Le ministre délégué chargé de la Fonction publique, David Amiel, s’est rendu à Metz pour défendre une réforme d’ampleur : celle des Instituts régionaux d’administration (IRA).
L’objectif de la réforme est clair : moderniser la formation des cadres de proximité de l’État, mutualiser les ressources, et donner envie aux jeunes de travailler dans la fonction publique. Metz est directement concernée, puisque son IRA doit intégrer un futur établissement public unique. De quoi soulever quelques questions. Que va devenir l’institut messin ? Les locaux vont-ils déménager ? L’entrée aux IRA sera-t-elle plus sélective ?
Ils sont plus de 7 000 candidats à se présenter chaque année aux concours d’entrée des Instituts régionaux d’administration. Parmi eux, Morgane, étudiante en prépa aux IRA, qui souhaite travailler dans la fonction publique depuis son plus jeune âge. « C’est vraiment une vocation, sourit-elle, c’est une volonté de travailler au service des autres, au service de l’État. »

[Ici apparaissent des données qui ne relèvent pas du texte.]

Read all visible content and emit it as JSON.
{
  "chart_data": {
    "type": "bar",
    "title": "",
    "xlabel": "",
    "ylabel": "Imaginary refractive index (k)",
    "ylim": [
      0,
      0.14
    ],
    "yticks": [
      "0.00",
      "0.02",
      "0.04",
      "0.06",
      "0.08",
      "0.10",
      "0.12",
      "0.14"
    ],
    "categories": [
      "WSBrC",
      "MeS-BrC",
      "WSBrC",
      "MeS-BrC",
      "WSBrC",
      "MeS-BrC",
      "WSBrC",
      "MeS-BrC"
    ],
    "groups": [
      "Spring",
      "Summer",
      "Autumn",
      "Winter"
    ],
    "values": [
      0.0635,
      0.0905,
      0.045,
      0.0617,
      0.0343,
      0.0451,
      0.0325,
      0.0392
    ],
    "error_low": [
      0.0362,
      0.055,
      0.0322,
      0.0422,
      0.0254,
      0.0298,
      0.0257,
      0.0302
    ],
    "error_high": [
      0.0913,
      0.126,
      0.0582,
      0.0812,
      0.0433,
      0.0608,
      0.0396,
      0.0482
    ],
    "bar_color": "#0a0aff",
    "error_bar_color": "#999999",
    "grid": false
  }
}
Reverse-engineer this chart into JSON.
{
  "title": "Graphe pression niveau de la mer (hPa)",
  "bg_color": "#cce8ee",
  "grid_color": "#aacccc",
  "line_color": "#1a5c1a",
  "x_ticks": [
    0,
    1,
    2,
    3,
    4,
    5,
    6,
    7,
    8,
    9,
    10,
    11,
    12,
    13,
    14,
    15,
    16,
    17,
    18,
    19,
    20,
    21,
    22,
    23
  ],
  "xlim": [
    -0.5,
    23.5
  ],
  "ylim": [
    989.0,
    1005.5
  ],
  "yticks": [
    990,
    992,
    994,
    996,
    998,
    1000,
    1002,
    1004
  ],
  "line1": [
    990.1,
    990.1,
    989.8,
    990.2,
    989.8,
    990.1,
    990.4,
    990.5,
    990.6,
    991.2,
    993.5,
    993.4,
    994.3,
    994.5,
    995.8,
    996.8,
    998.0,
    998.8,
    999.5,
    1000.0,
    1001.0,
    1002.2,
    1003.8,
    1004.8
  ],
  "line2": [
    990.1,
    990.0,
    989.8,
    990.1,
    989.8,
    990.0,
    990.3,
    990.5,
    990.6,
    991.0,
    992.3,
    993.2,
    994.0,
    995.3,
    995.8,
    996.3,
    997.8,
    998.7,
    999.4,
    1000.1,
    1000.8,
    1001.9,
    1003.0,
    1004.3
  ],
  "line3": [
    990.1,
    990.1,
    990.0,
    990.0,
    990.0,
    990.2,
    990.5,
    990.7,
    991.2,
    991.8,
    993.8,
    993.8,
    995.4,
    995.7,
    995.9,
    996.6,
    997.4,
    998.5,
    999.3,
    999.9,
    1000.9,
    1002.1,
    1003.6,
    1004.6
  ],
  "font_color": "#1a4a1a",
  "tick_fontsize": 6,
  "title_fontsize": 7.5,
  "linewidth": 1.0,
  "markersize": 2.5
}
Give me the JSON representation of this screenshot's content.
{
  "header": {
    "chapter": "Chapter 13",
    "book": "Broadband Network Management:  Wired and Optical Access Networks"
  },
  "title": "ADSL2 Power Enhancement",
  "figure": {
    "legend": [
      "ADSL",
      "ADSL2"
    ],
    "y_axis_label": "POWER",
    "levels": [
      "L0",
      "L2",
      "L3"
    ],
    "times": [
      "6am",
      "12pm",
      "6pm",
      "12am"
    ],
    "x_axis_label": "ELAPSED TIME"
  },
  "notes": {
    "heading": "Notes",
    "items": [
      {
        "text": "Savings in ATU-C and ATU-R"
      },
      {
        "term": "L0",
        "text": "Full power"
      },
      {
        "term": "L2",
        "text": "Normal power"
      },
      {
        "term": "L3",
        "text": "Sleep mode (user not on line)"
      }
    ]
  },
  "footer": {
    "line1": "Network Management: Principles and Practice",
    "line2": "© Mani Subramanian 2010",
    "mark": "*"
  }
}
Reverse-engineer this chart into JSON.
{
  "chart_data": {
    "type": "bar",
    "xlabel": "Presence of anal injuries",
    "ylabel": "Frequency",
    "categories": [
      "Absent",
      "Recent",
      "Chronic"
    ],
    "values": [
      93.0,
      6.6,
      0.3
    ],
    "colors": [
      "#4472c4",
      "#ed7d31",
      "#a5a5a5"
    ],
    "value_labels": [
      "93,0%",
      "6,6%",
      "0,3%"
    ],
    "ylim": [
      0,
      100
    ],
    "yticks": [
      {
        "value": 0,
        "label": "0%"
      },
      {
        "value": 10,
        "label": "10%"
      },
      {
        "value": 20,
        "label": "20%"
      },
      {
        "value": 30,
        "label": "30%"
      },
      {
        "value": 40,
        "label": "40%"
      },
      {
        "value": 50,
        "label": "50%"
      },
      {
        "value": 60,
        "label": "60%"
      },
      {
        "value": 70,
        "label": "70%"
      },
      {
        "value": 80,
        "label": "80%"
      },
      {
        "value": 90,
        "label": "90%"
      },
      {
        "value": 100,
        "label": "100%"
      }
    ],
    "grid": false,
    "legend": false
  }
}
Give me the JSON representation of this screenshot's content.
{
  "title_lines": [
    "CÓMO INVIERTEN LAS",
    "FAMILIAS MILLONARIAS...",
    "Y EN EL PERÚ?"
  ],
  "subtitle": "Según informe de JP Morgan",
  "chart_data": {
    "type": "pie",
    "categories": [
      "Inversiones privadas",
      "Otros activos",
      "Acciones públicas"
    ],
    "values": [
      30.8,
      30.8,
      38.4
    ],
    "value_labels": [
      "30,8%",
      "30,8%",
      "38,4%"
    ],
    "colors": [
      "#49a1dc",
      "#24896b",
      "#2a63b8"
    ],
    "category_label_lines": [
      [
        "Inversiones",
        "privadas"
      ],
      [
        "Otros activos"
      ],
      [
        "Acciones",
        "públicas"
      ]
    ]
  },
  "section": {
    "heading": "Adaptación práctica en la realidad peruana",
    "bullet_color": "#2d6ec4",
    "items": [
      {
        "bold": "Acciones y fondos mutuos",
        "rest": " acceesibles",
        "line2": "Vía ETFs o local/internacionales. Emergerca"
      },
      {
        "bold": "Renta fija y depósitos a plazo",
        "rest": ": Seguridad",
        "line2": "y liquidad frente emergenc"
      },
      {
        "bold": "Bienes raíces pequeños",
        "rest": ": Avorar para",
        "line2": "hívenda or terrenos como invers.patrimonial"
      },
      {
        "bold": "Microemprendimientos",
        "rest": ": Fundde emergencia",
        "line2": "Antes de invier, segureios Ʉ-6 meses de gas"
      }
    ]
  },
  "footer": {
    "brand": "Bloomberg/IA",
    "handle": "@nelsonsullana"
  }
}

Mais si ce domaine continue d’attirer, il n’en reste pas moins sélectif, avec environ 1 reçu pour 10 candidats. « On se dit qu’il faut donner le meilleur de soi-même pour être pris, assume Adam Brossard, étudiant aussi, mais on a confiance en nous, on a une bonne formation. » À Metz, ces étudiants se forment aux concours des IRA, dans une Classe Prépa Excellence, en espérant pouvoir intégrer le cursus.
Six Instituts régionaux d’administration existent en France. D’ici quelques années, ils seront rassemblés en un seul et même établissement public, à Lille. Point majeur d’une réforme, pensée pour moderniser la formation des cadres de l’État. « On a des défis gigantesques, confirme David Amiel, ministre délégué chargé de la Fonction publique, dans le département seulement 12 % des agents publics ont moins de 30 ans. » Moderniser, mais aussi rajeunir, en ouvrant la voie de la fonction publique aux plus jeunes.
Cette mutualisation pourrait laisser planer un doute quant à l’avenir de l’Institut messin. Pourtant, les différents sites territoriaux vont continuer à former leurs étudiants. « Tous les ancrages vont conserver leurs missions, rappelle Jean-Marc Sire, directeur de l’IRA Metz, on ne va pas déshabiller Pierre pour habiller Paul. » L’école messine gardera donc ses ressources, tout en les partageant avec les autres pour lier les établissements entre eux.
Modernisation de la formation, synergie au sein des différents Instituts français et mutualisation des ressources, la fonction publique a de beaux jours devant elle, et devrait continuer à attirer.